The flipped classroom is an educational methodology rather than a fixed model; early work emphasized affective benefits (e.g., satisfaction, attendance) and used online quizzes primarily for pre-class compliance checks (Akçayır and Akçayır, 2018). Meta-analyses now show medium achievement gains, conditional on tight alignment between pre-study work and in-class higher-order tasks (Hew et al., 2021; Lundin et al., 2018). Significantly, most outcome studies continue to depend on binary accuracy or final unit grades. Such product-centric metrics obscure how answers were produced. Neutrosophic cognitive diagnosis extends classical CDMs by representing knowledge, misconception, and uncertainty on the same scale, yielding richer profiles for adaptation (Ma H. et al., 2023). Unlike conventional models that classify student responses into simply correct or incorrect, neutrosophic cognitive diagnosis captures the degree of uncertainty in students’ knowledge states, thereby offering a more nuanced and diagnostically rich profile for adaptive interventions. This approach aligns with the broader movement toward fine-grained, process-aware analytics in education. Likewise, models predicting cognitive presence in MOOCs achieve 92.5% accuracy by analyzing discussion traces instead of relying on sparse clickstreams alone (Lee et al., 2022), while Gijsen et al. (2024) demonstrate that combining clickstream data with think-aloud protocols in video-based learning uncovers deeper processing patterns that binary metrics miss. Intelligent Tutoring System (ITS) diagnostic engines refer to automated systems that analyze learner interactions (e.g., responses, clickstreams, or gaze data) to infer knowledge states, misconceptions, or areas of struggle and then adapt instruction accordingly. ITS aims to provide timely, personalized feedback but are limited by the granularity and specificity of the available process data (Graesser et al., 2012). Its that depend solely on clickstreams or delayed self-reports falter in detecting misconceptions promptly and cannot direct limited instructional time to areas of greatest need.

Eye tracking is especially complementary to flipped education, as pre-class activities occur on-screen, making the integration of a low-cost tracker minimally burdensome. The emergence of AI-driven learning analytics has further raised the possibility of real-time, gaze-informed adaptations. Such systems can leverage eye-movement patterns—such as prolonged fixations or frequent regressions—to infer moments of struggle or disengagement, triggering tailored scaffolds before errors manifest (Alemdag and Cagiltay, 2018). However, transforming these research prototypes into robust, classroom-ready tools remains a non-trivial engineering and validation challenge. Real-time gaze traces reveal the specific components of a question stem that capture immediate attention, the systematic comparison of options, and the moments when a learner experiences a “stall” on a challenging segment. Pilot implementations within learning management systems have demonstrated that identifying the pattern “low fixation + high error” enables instructors to provide follow-up explanations more effectively (Alemdag and Cagiltay, 2018). Nonetheless, these proof-of-concept studies seldom correlate gaze behavior with Bloom-coded cognitive demand, nor do they associate process data with immediate in-class performance—two deficiencies that constrain both theoretical understanding and practical application.

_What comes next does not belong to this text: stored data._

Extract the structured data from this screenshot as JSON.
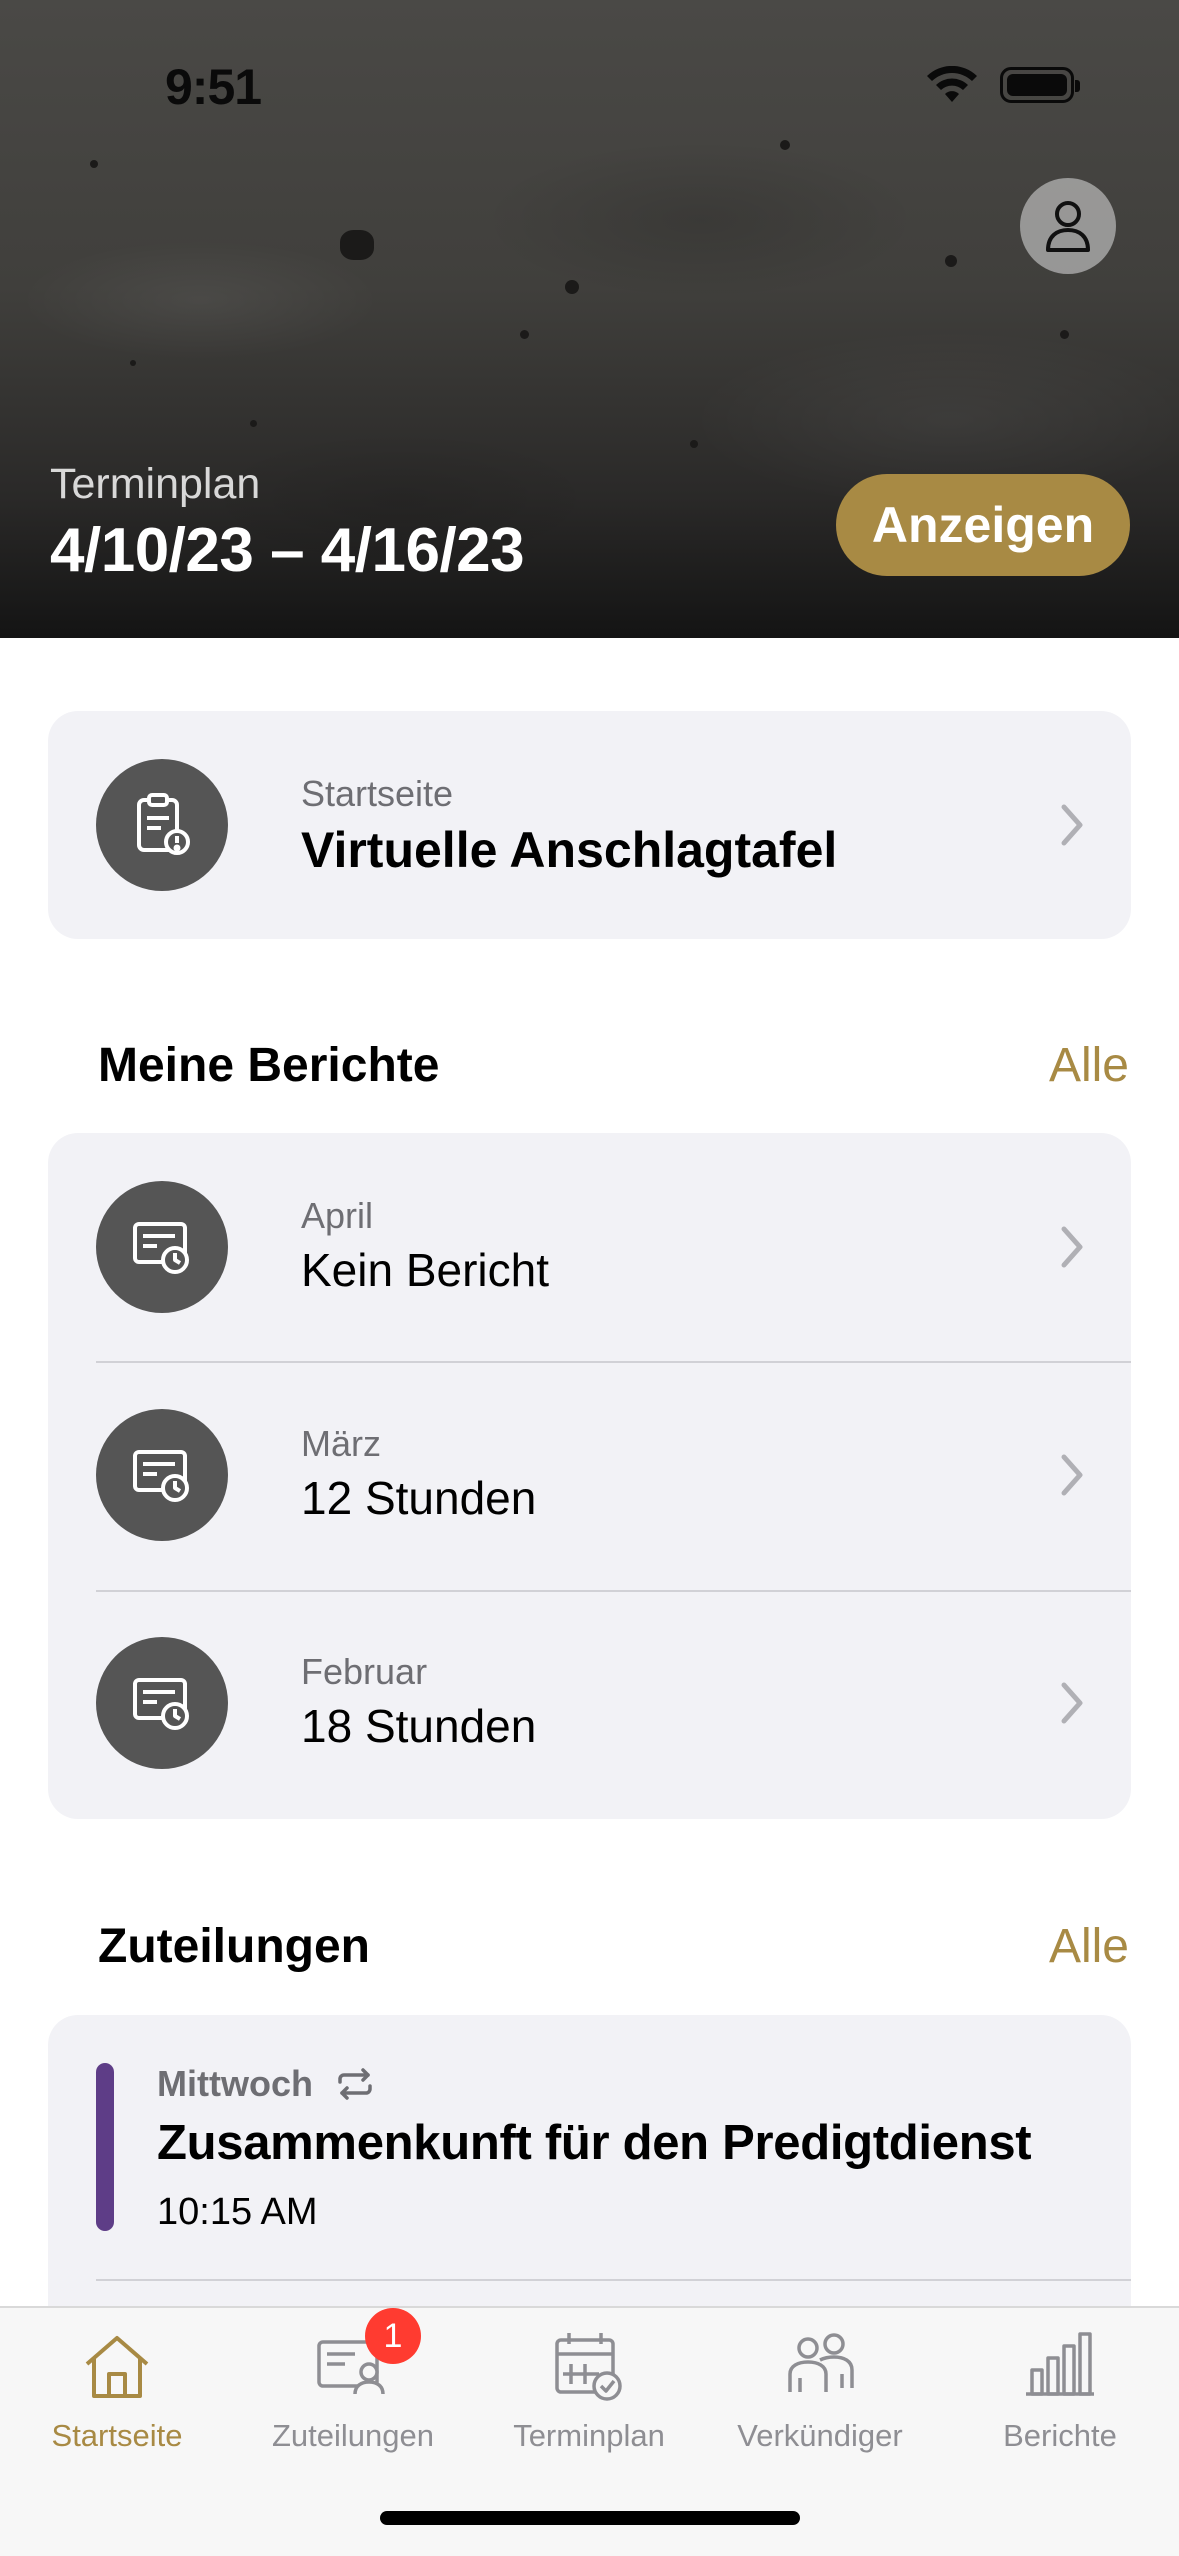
{
  "status_bar": {
    "time": "9:51"
  },
  "hero": {
    "label": "Terminplan",
    "date_range": "4/10/23 – 4/16/23",
    "show_button": "Anzeigen"
  },
  "bulletin": {
    "subtitle": "Startseite",
    "title": "Virtuelle Anschlagtafel"
  },
  "reports": {
    "section_title": "Meine Berichte",
    "all_link": "Alle",
    "items": [
      {
        "month": "April",
        "value": "Kein Bericht"
      },
      {
        "month": "März",
        "value": "12 Stunden"
      },
      {
        "month": "Februar",
        "value": "18 Stunden"
      }
    ]
  },
  "assignments": {
    "section_title": "Zuteilungen",
    "all_link": "Alle",
    "items": [
      {
        "day": "Mittwoch",
        "title": "Zusammenkunft für den Predigtdienst",
        "time": "10:15 AM",
        "color": "#5e3d87"
      }
    ]
  },
  "tabbar": {
    "tabs": [
      {
        "label": "Startseite",
        "icon": "house-icon",
        "active": true
      },
      {
        "label": "Zuteilungen",
        "icon": "assignments-icon",
        "badge": "1"
      },
      {
        "label": "Terminplan",
        "icon": "calendar-check-icon"
      },
      {
        "label": "Verkündiger",
        "icon": "people-icon"
      },
      {
        "label": "Berichte",
        "icon": "bar-chart-icon"
      }
    ]
  },
  "colors": {
    "accent": "#a88a44",
    "card": "#f2f2f6",
    "icon_circle": "#555555",
    "badge": "#ff3b30"
  }
}
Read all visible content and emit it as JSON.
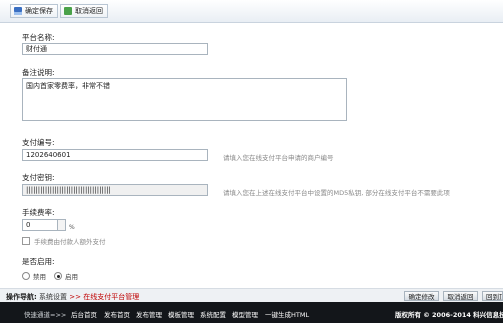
{
  "toolbar": {
    "save_label": "确定保存",
    "cancel_label": "取消返回"
  },
  "form": {
    "platform_name": {
      "label": "平台名称:",
      "value": "财付通"
    },
    "remarks": {
      "label": "备注说明:",
      "value": "国内首家零费率，非常不错"
    },
    "pay_account": {
      "label": "支付编号:",
      "value": "1202640601",
      "hint": "请填入您在线支付平台申请的商户编号"
    },
    "pay_key": {
      "label": "支付密钥:",
      "value": "||||||||||||||||||||||||||||||||||||",
      "hint": "请填入您在上述在线支付平台中设置的MD5私钥, 部分在线支付平台不需要此项"
    },
    "fee_rate": {
      "label": "手续费率:",
      "value": "0",
      "unit": "%",
      "checkbox_label": "手续费由付款人额外支付"
    },
    "enabled": {
      "label": "是否启用:",
      "options": [
        "禁用",
        "启用"
      ],
      "selected": "启用"
    }
  },
  "bottom_bar": {
    "nav_label": "操作导航:",
    "crumb_parent": "系统设置",
    "sep": ">>",
    "crumb_current": "在线支付平台管理",
    "buttons": [
      "确定修改",
      "取消返回",
      "回到顶部"
    ]
  },
  "footer": {
    "quick_label": "快速通道=>>",
    "links": [
      "后台首页",
      "发布首页",
      "发布管理",
      "模板管理",
      "系统配置",
      "模型管理",
      "一键生成HTML"
    ],
    "copyright": "版权所有 © 2006-2014 科兴信息技"
  }
}
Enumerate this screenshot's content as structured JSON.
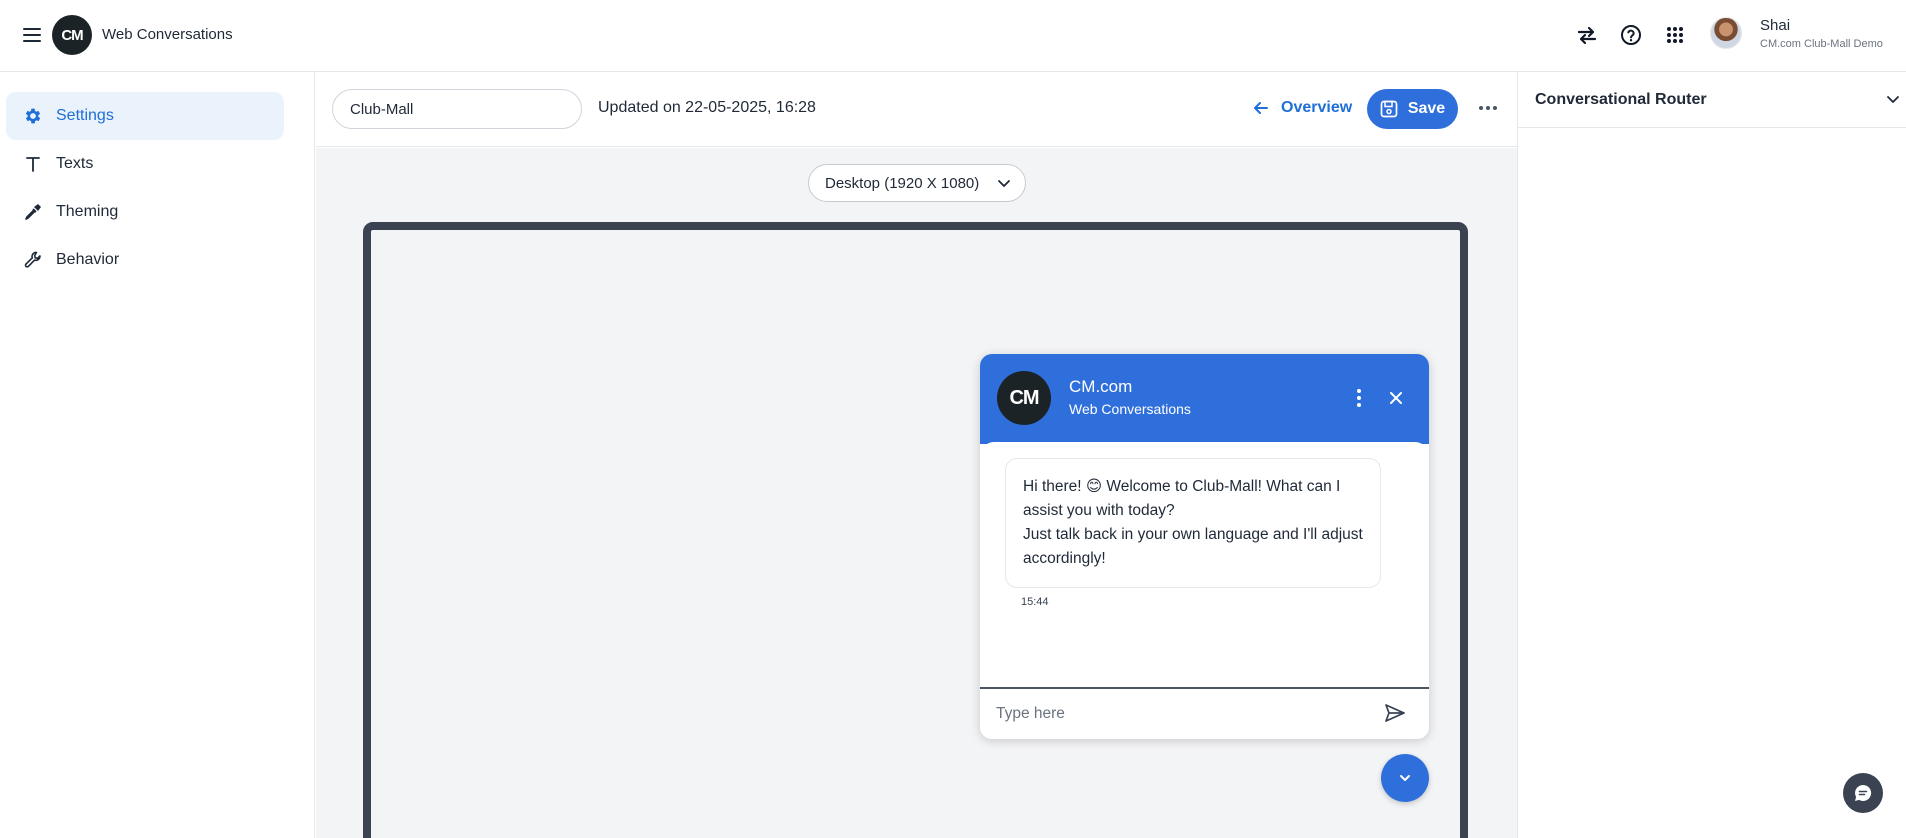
{
  "app": {
    "logo_text": "CM",
    "title": "Web Conversations"
  },
  "topbar": {
    "icons": [
      "swap-arrows-icon",
      "help-icon",
      "apps-grid-icon"
    ],
    "user": {
      "name": "Shai",
      "org": "CM.com Club-Mall Demo"
    }
  },
  "sidebar": {
    "items": [
      {
        "label": "Settings",
        "icon": "gear-icon",
        "active": true
      },
      {
        "label": "Texts",
        "icon": "text-icon",
        "active": false
      },
      {
        "label": "Theming",
        "icon": "eyedropper-icon",
        "active": false
      },
      {
        "label": "Behavior",
        "icon": "wrench-icon",
        "active": false
      }
    ]
  },
  "header": {
    "name_value": "Club-Mall",
    "updated": "Updated on 22-05-2025, 16:28",
    "overview_label": "Overview",
    "save_label": "Save"
  },
  "preview": {
    "device": "Desktop (1920 X 1080)"
  },
  "chat": {
    "logo_text": "CM",
    "title": "CM.com",
    "subtitle": "Web Conversations",
    "message": "Hi there! 😊 Welcome to Club-Mall! What can I assist you with today?\nJust talk back in your own language and I'll adjust accordingly!",
    "time": "15:44",
    "input_placeholder": "Type here"
  },
  "right_panel": {
    "title": "Conversational Router"
  },
  "colors": {
    "accent": "#2f6fdc",
    "active_nav_bg": "#eaf2fc",
    "frame": "#3b4252",
    "logo_bg": "#1c2327"
  }
}
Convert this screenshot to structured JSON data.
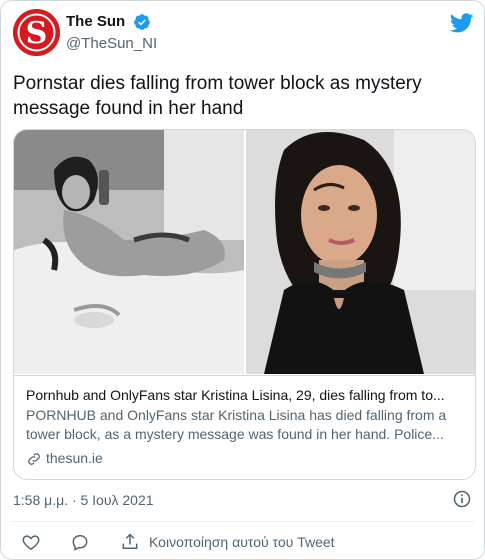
{
  "account": {
    "display_name": "The Sun",
    "handle": "@TheSun_NI",
    "verified": true
  },
  "tweet": {
    "text": "Pornstar dies falling from tower block as mystery message found in her hand",
    "timestamp": "1:58 μ.μ. · 5 Ιουλ 2021"
  },
  "card": {
    "title": "Pornhub and OnlyFans star Kristina Lisina, 29, dies falling from to...",
    "description_line1": "PORNHUB and OnlyFans star Kristina Lisina has died falling from a",
    "description_line2": "tower block, as a mystery message was found in her hand. Police...",
    "domain": "thesun.ie",
    "images": [
      "photo-left-bw",
      "photo-right-selfie"
    ]
  },
  "actions": {
    "share_label": "Κοινοποίηση αυτού του Tweet"
  },
  "colors": {
    "brand_red": "#d71920",
    "twitter_blue": "#1d9bf0",
    "secondary_text": "#536471",
    "border": "#cfd9de"
  },
  "icons": [
    "avatar-logo",
    "verified-badge-icon",
    "twitter-bird-icon",
    "link-icon",
    "info-icon",
    "heart-icon",
    "reply-icon",
    "share-icon"
  ]
}
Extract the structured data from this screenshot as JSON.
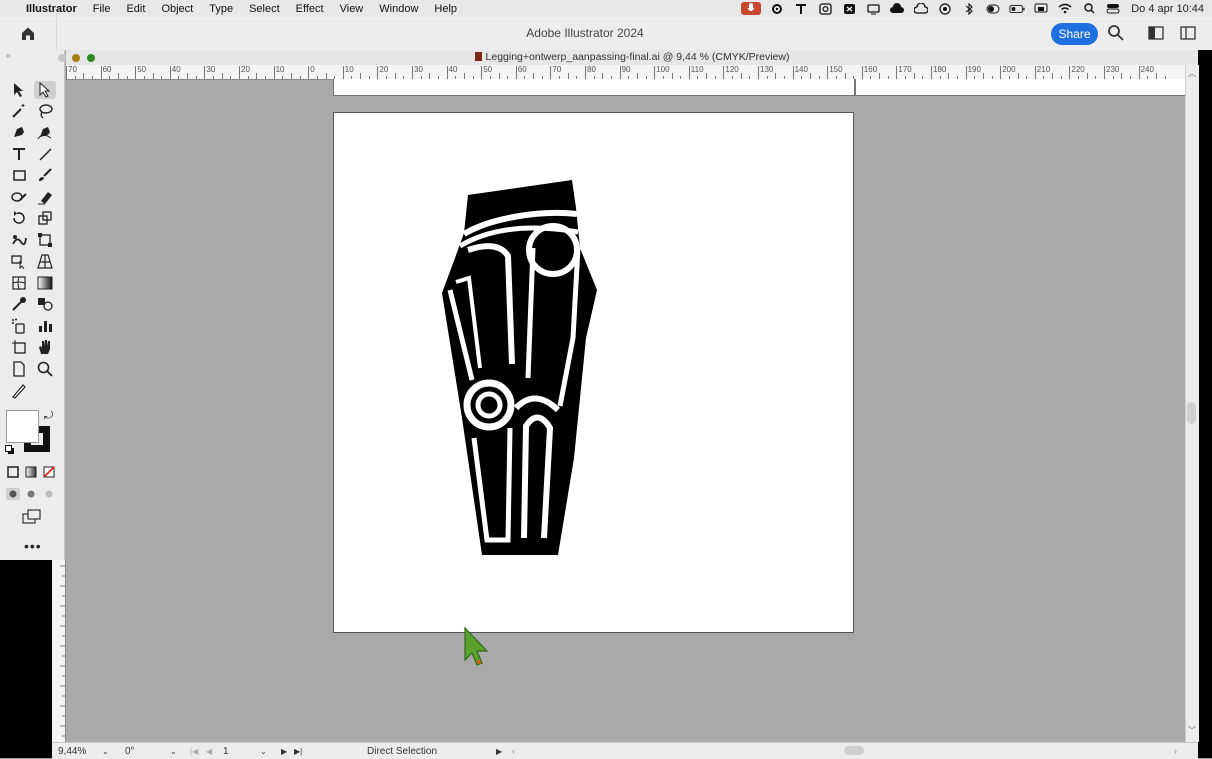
{
  "menubar": {
    "apple_glyph": "",
    "app_name": "Illustrator",
    "items": [
      "File",
      "Edit",
      "Object",
      "Type",
      "Select",
      "Effect",
      "View",
      "Window",
      "Help"
    ],
    "clock": "Do 4 apr  10:44"
  },
  "appbar": {
    "title": "Adobe Illustrator 2024",
    "share_label": "Share"
  },
  "document": {
    "title": "Legging+ontwerp_aanpassing-final.ai @ 9,44 % (CMYK/Preview)"
  },
  "ruler": {
    "labels": [
      "70",
      "60",
      "50",
      "40",
      "30",
      "20",
      "10",
      "0",
      "10",
      "20",
      "30",
      "40",
      "50",
      "60",
      "70",
      "80",
      "90",
      "100",
      "110",
      "120",
      "130",
      "140",
      "150",
      "160",
      "170",
      "180",
      "190",
      "200",
      "210",
      "220",
      "230",
      "240"
    ]
  },
  "statusbar": {
    "zoom": "9,44%",
    "rotation": "0°",
    "artboard_number": "1",
    "tool_name": "Direct Selection"
  },
  "colors": {
    "accent": "#1f6fe0",
    "canvas_bg": "#a9a9a9",
    "artwork": "#000000",
    "cursor": "#5aa02c"
  },
  "toolbar": {
    "tools": [
      "selection-tool",
      "direct-selection-tool",
      "magic-wand-tool",
      "lasso-tool",
      "pen-tool",
      "curvature-tool",
      "type-tool",
      "line-tool",
      "rectangle-tool",
      "paintbrush-tool",
      "shaper-tool",
      "eraser-tool",
      "rotate-tool",
      "scale-tool",
      "warp-tool",
      "free-transform-tool",
      "shape-builder-tool",
      "perspective-grid-tool",
      "mesh-tool",
      "gradient-tool",
      "eyedropper-tool",
      "blend-tool",
      "symbol-sprayer-tool",
      "graph-tool",
      "artboard-tool",
      "hand-tool",
      "slice-tool",
      "zoom-tool",
      "knife-tool"
    ]
  }
}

Rectifying these inadequacies provides two advantages. Initially, trial-level gaze evidence enhances the response-process dimension of validity highlighted—but infrequently substantiated—in the Standards for Educational and Psychological Testing (American Educational Research Association, American Psychological Association, & National Council on Measurement in Education, 2014) and in contemporary digital assessment frameworks. Secondly, affluent process signals provide actionable inputs for AI-driven personalisation frameworks: recommendation systems can activate timely scaffolds, and predictive dashboards can identify students in need of human intervention. This study incorporates eye tracking into standard flipped-class quizzes and correlates gaze patterns with Bloom’s taxonomy, accuracy, and self-reported effort, advancing the development of a process-aware, AI-enhanced future.

The rise of process data analytics in education—fueled by advances in educational technology and artificial intelligence—now allows researchers and instructors to move beyond snapshots of achievement (scores, grades) to continuous, longitudinal analysis of learning behaviors (D’Mello et al., 2017). For example, AI-driven analytics can detect subtle patterns in eye movements, keystrokes, or physiological signals that precede errors or signal conceptual breakthroughs, enabling just-in-time scaffolding or adaptive task sequencing. However, the reliable implementation of such systems requires robust evidence for the validity and generalizability of process-based indicators, a focus of the present study.

2.2 Cognitive-engagement framework

Student engagement is widely conceptualized as a triad of behavioral, emotional, and cognitive dimensions (Fredricks et al., 2019). Cognitive engagement—the strategic and meta visual effort learners dedicate to comprehending and mastering content—exhibits the most consistent correlation with long-term success, surpassing both time-on-task and emotional enthusiasm (Lei et al., 2018). Cognitive engagement also refers to the depth of student involvement in learning tasks; mental effort denotes the subjective experience of cognitive exertion. Time-on-task has long been recognized as a robust indicator of engagement and learning success. In digital environments, efficient gaze allocation—such as longer fixations and fewer regressions—reflects focused visual effort, whereas fragmented or hesitant reading patterns may signal confusion or disengagement (Spichtig et al., 2017). Tracking these metrics enables a more nuanced understanding of how students allocate effort during formative assessments, beyond simple accuracy scoring. Flipped pedagogy is designed to enhance cognitive engagement: learners self-regulate during content preview and thereafter utilize contact hours to study, apply, or evaluate topics (Zainuddin and Halili, 2016). In this paper, we use “gaze-based effort” to denote FI and RR (objective, process-level), and “self-reported mental effort” to denote the block-level subjective ratings; “cognitive load” is treated as the broader theoretical construct.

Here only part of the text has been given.